Spotify Know-how (SPOT) posted fiscal fourth quarter earnings on Tuesday that beat income expectations and reported its first full-year revenue.
The audio big additionally posted one other robust quarter of subscriber features, as churn ranges stay low regardless of current value will increase. Spotify’s inventory rose in pre-market buying and selling after the report, up over 8%. Over the previous 12 months, its shares have surged to all-time highs, up roughly 150% as of Monday’s shut.
“Spotify’s execution continues to enhance and the corporate enters 2025 with accelerating month-to-month lively person development, product enhancements in audiobooks & video podcasts, and talent to proceed to drive larger gross margins and working margins,” JPMorgan analyst Doug Anmuth wrote in response to the report.
Month-to-month lively customers (MUAs) rose by 35 million to hit a complete of 675 million, topping the 665 million anticipated by analysts polled by Bloomberg. It was the biggest fourth quarter improve in Spotify’s historical past. The corporate guided to first quarter MAUs of 678 million, additionally forward of estimates.
In the meantime, Spotify reported a fourth-quarter revenue of 367 million euros, or 1.76 euros a share ($1.82). That is up from the prior-year interval’s lack of 70 million euros, or 36 euro cents a share. Analysts had anticipated earnings to come back in at 1.89 euros a share, in line with Bloomberg.
Much like earnings, gross margins jumped to a file 32.2% as the corporate closed out a robust 2024 highlighted by its “effectivity” technique. Total, the corporate set quarterly file highs for income, gross margin, working revenue, and free money circulation.
“I count on 2025 to ship wholesome development alongside improved profitability,” Spotify CEO Daniel Ek mentioned on the earnings name, categorizing 2025 as “the 12 months of of accelerated execution.”
“What that ought to imply for buyers is we predict we will decide up the tempo dramatically with regards to our product velocity,” he mentioned. “We will double down on music, and we’ll be very disciplined whereas doing it.
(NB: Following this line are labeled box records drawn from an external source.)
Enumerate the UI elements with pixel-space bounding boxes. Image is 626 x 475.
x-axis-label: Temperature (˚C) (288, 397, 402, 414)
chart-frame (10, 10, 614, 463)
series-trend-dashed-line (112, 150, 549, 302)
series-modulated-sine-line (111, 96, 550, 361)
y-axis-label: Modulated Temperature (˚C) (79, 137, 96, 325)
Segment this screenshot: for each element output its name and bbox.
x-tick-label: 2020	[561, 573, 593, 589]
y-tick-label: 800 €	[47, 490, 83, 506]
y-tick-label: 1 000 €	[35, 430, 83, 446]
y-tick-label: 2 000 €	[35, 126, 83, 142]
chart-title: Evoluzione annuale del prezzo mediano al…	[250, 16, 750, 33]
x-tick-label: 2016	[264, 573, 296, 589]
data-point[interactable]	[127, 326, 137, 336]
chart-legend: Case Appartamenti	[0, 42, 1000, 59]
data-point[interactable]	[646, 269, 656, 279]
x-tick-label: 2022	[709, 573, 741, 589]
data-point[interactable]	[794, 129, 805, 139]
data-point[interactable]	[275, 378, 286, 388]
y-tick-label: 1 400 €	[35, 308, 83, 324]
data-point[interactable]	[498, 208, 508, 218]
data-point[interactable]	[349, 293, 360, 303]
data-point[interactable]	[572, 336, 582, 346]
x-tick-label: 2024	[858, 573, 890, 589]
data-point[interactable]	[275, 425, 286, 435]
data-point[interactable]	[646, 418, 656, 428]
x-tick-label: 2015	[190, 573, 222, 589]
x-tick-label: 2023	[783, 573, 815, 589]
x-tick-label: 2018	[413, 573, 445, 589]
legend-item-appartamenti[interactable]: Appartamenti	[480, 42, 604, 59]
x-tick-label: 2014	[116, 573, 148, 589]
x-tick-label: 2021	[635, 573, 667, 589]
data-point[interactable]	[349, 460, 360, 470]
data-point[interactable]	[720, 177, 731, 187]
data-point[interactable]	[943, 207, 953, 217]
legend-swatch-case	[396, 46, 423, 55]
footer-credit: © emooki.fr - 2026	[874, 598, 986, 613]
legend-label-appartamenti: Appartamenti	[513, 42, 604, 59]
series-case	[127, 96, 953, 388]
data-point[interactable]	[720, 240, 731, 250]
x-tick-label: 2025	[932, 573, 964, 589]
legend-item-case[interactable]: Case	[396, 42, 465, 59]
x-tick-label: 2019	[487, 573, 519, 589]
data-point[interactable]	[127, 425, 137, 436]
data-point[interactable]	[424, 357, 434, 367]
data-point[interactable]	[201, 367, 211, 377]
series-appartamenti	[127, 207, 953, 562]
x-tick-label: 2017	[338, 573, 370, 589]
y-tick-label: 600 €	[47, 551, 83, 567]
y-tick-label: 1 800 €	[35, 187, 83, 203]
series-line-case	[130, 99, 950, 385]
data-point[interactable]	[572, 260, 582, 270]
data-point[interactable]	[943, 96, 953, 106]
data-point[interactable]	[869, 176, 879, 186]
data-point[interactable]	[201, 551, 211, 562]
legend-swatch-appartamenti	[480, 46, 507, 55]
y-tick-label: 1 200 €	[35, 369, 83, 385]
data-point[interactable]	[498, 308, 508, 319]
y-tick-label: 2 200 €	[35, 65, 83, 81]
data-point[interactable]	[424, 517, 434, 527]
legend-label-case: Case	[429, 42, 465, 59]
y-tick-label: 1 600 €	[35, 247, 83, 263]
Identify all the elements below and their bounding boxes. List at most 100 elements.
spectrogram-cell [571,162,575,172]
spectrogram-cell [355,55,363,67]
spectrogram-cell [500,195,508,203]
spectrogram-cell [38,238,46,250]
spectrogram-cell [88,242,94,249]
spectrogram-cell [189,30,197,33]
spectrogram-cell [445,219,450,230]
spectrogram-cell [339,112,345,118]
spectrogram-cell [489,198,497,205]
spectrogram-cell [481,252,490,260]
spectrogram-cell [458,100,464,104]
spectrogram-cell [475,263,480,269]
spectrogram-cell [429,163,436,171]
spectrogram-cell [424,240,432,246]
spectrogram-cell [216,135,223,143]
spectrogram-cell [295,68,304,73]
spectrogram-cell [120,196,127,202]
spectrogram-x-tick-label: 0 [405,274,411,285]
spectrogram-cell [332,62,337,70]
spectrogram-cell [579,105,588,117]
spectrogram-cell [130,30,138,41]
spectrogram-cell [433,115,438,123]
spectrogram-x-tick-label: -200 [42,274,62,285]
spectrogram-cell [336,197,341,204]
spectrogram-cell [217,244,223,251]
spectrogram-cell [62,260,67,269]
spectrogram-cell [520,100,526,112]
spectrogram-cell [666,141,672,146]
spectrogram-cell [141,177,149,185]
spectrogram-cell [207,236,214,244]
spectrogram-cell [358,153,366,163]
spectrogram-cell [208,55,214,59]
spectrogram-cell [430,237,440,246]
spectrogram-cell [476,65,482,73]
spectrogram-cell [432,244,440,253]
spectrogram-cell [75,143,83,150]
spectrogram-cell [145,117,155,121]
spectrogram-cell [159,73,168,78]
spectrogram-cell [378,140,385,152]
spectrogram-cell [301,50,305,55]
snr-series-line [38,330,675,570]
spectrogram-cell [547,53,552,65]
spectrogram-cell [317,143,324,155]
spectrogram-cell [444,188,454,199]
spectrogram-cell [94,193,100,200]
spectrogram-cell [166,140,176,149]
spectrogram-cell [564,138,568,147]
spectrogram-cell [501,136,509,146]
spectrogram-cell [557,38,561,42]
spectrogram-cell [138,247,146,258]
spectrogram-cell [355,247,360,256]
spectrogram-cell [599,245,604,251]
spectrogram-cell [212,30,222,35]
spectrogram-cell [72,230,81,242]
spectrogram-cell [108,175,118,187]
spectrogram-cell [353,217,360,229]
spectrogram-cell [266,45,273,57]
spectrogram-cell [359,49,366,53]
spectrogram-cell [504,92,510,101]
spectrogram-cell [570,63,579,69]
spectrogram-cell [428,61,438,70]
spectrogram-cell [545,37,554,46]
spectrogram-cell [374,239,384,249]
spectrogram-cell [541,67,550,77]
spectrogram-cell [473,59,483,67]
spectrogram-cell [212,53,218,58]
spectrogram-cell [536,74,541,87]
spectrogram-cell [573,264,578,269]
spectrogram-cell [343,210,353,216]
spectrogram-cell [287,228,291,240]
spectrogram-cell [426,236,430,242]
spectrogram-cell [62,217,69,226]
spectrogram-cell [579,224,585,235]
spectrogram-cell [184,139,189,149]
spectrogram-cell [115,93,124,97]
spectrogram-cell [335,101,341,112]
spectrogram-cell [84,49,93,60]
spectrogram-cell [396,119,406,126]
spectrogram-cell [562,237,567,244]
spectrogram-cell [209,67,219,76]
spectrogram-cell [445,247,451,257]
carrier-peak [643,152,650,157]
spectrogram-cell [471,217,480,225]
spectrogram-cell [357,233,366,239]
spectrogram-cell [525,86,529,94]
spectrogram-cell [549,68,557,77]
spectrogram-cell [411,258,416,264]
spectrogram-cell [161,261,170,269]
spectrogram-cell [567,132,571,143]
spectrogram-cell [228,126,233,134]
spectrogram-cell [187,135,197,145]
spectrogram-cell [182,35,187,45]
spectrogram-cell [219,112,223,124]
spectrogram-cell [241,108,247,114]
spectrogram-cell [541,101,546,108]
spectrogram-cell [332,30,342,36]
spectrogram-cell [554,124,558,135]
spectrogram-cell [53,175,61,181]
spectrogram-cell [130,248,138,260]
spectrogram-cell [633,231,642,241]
And due to all of the developments in AI, due to the place our org is, we really feel actually good about having the ability to do that.”
The corporate’s colossal run-up in shares follows an intense enterprise overhaul, which has included every little thing from mass layoffs and C-suite shakeups to a serious strategic shift away from podcasts, an space it had aggressively pursued. These efforts allowed the inventory to stage a comeback from the file lows it confronted in 2022.
On the firm’s 2022 Investor Day, Spotify set seemingly lofty targets that included long-term gross margin targets between 30% and 35%. On the time, the corporate had been struggling to show a revenue, with its gross margin caught at round 25%.
Spotify mentioned it expects first quarter gross margins to hit 31.5%, a slowdown from This autumn however nonetheless forward of Wall Road’s 31.2% projection. Administration cited “seasonality” as a cause for the anticipated slowdown with advert gross sales “sometimes weaker” in Q1.
Analysts have warned that the tempo of margin enlargement might sluggish in 2025 after the metric jumped by over 500 foundation factors in 2024.
“Even so, there are a number of catalysts on the horizon, together with value hikes and the launch of latest tiers for superfans,” Bloomberg Intelligence senior media analyst Geetha Ranganathan wrote forward of the outcomes.
Spotify capped off a robust 2024 with its first full 12 months of profitability. (Picture by Beata Zawrzel/NurPhoto by way of Getty Photographs) ·NurPhoto by way of Getty Photographs
Final 12 months, the corporate launched a higher-priced audio “bundle” that features music, podcasts, and audiobooks. It additionally rolled out an audiobooks-only plan and a music-only streaming tier in an effort to cater to a wide range of shoppers.
The adjustments allowed the corporate to extend costs for the second time in lower than a 12 months. Administration mentioned value hikes will proceed to stay “a part of our toolkit” and that the corporate will alter costs “when it is sensible.”
Extra not too long ago, the corporate signed a brand new multiyear distribution settlement with file label Common Music Group (UMG.AS). The deal, introduced final week, contains compensation to artists for recorded songs and publishing rights. In alternate, Spotify may have entry to sure upcoming releases and specialised merchandise like video.
The monetary phrases of the deal weren’t totally clear. Some experiences recommended the brand new phrases might have eradicated Spotify’s bundle low cost associated to US mechanical royalties. Citi estimated the low cost lowered Spotify’s prices by roughly $200 million per 12 months.
On the earnings name, Spotify CEO Daniel Ek didn’t immediately tackle the monetary implications of the settlement however did say the corporate will profit from larger scale and “very robust development” because of this.
“One of the crucial frequent misconceptions that I very often hear from analysts is that they imagine there is a ‘win, lose’ dynamic between us and the labels ever since beginning this firm 18 years in the past,” Ek mentioned. “That is not how we have checked out this. We at all times take a look at this as a ‘win, win’ dynamic.”